Datum leeg 07/09/2005
Locatie leeg Seminar ´Alpha in the New Regulatory Environment´, georganiseerd door Goldman Sachs Asset Management Spreker leeg Drs. H. Brouwer, directeur van de Nederlandsche Bank

´Alpha in the New Regulatory Environment´, vrij vertaald: alpha en toezicht. Twee zaken die zich de laatste tijd beide in een warme belangstelling mogen verheugen. U heeft mij níet primair gevraagd om als asset manager alle aspecten van het ´alpha- beleggen´ te behandelen, maar wél om de relaties met het toezichtskader te belichten.
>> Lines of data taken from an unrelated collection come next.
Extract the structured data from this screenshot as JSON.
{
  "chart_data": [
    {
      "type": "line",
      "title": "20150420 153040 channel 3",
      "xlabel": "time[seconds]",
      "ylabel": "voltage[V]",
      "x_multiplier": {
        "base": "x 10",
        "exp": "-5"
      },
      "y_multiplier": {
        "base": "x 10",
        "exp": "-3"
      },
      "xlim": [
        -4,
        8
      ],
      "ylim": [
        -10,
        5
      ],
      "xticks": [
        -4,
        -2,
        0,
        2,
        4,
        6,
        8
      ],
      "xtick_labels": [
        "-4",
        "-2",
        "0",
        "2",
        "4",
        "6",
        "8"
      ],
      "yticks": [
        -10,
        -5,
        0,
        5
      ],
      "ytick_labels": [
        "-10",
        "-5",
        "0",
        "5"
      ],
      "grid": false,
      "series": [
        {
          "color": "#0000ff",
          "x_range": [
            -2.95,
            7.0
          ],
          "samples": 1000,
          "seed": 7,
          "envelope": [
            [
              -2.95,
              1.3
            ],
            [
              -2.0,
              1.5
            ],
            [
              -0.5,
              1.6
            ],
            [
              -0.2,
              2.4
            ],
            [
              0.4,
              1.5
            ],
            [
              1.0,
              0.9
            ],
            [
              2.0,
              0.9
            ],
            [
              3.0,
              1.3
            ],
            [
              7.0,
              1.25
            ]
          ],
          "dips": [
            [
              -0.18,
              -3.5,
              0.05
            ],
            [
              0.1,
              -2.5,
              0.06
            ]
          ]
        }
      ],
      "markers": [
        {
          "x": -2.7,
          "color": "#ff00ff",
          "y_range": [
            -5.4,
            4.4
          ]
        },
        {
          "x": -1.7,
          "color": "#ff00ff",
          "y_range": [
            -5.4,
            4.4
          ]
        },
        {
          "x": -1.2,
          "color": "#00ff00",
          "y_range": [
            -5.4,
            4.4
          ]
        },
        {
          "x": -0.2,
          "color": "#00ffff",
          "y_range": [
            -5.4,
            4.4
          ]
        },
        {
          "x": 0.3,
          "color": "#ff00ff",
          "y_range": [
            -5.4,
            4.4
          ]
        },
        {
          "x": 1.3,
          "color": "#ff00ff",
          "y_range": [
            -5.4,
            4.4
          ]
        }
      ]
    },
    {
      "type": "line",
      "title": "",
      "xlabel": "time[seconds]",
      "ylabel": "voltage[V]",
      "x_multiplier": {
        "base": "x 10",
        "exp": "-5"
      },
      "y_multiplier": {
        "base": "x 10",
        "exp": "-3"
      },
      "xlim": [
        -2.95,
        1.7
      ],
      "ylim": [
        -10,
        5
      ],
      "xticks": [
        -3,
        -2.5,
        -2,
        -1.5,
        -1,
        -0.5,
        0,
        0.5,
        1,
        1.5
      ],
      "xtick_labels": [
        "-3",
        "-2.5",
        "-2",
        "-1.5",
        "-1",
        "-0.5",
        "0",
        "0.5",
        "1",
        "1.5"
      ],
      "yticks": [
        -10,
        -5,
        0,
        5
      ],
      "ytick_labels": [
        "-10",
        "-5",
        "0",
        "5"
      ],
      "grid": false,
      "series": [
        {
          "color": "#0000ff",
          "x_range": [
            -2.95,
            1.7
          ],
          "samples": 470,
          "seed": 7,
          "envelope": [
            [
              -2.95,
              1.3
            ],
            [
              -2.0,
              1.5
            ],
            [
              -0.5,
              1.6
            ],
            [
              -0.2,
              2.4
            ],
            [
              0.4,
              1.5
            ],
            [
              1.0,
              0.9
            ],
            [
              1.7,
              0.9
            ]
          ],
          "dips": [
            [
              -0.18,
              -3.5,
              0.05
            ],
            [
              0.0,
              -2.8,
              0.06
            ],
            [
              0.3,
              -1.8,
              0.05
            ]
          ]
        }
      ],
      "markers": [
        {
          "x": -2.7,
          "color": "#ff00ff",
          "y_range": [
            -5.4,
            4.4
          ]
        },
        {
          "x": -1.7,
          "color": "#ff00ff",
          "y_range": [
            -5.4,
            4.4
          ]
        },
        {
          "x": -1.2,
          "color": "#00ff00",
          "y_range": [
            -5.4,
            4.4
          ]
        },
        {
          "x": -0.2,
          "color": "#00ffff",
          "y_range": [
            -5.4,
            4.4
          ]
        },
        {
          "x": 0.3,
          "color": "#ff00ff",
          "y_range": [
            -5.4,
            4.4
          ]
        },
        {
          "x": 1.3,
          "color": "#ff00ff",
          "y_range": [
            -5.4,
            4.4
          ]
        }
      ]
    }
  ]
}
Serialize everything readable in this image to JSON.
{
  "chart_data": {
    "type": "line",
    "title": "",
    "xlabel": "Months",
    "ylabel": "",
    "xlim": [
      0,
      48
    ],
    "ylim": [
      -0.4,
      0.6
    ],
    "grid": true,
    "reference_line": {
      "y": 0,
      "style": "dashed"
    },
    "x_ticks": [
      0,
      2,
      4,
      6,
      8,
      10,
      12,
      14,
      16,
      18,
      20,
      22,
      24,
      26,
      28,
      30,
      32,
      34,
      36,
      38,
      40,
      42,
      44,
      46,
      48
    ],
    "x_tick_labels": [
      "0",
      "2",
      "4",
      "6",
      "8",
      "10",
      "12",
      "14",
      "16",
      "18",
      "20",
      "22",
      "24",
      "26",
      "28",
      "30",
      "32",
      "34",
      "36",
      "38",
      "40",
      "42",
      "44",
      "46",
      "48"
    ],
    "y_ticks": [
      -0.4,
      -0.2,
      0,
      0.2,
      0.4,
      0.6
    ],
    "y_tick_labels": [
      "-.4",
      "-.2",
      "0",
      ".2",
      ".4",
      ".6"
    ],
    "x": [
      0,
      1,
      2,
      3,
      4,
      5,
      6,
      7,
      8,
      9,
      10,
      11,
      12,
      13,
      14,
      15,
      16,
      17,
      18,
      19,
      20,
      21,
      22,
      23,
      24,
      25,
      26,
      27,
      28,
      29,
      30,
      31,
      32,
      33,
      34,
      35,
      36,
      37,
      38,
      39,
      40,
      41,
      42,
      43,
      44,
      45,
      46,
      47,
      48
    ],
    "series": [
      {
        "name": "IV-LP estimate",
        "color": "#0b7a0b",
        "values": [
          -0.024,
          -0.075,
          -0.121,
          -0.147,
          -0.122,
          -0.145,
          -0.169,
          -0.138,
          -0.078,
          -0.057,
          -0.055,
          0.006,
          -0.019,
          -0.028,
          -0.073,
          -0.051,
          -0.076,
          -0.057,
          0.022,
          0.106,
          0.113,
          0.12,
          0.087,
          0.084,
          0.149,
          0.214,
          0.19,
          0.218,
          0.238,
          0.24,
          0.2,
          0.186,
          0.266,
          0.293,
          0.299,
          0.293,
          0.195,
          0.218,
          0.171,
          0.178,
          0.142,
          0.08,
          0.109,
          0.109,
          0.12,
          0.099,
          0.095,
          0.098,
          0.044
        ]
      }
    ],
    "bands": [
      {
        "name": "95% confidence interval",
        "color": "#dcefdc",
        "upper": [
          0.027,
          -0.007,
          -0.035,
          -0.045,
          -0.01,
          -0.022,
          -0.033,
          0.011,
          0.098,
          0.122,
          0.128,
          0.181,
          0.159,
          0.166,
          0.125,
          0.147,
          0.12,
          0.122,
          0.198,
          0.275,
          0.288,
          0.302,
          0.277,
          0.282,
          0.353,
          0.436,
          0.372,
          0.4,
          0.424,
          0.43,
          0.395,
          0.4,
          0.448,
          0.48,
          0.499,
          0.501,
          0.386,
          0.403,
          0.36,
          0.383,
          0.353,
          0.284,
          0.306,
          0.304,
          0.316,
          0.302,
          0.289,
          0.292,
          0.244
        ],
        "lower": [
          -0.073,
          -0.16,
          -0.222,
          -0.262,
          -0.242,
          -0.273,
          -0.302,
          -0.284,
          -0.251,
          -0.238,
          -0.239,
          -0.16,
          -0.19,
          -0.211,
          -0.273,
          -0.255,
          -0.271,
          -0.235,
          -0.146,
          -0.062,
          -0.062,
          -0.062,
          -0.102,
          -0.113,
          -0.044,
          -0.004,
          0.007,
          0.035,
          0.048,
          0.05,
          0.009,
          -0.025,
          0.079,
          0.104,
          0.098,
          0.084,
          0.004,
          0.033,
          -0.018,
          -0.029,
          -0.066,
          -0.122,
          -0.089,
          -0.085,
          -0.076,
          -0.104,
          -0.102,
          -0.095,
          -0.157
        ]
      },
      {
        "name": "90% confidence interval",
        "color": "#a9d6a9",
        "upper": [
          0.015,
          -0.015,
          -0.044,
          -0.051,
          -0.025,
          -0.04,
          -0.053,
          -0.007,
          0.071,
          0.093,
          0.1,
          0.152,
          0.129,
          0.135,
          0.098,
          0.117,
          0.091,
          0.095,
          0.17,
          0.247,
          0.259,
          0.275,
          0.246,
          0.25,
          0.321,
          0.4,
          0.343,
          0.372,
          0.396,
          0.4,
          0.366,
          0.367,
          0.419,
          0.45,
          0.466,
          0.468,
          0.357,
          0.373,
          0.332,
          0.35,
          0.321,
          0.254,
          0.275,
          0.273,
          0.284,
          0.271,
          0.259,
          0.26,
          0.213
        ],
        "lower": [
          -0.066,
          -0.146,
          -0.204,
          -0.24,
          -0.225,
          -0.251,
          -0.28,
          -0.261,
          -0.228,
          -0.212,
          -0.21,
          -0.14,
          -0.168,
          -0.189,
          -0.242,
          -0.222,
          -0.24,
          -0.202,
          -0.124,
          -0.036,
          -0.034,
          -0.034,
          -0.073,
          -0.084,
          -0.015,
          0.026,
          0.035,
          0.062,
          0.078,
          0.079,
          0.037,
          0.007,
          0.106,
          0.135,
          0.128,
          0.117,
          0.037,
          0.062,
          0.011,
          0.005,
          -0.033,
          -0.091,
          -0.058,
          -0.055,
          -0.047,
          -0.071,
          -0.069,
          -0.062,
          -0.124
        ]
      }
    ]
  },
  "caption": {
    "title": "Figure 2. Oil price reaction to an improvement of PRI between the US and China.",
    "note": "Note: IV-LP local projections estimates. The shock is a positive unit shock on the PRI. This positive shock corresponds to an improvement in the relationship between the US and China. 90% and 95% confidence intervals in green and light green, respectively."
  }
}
Als centrale bank zal DNB in haar eigen beleggingen niet vooroplopen bij het nastreven van alpha, extra beleggingsrendementen die niet samenhangen met de markt.

Miljoenen mensen zijn voor hun inkomen deels afhankelijk van de soliditeit van het pensioensysteem. En dat aantal zal in de toekomst alleen maar toenemen. Volgens ramingen van het CBS zal de verhouding tussen 65-plussers en de potentiële beroepsbevolking de komende decennia ongeveer verdubbelen. Enfin, u bent ongetwijfeld bekend met de cijfers. Het behoeft geen betoog dat de vergrijzingsgolf een grote weerslag zal hebben op de maatschappij.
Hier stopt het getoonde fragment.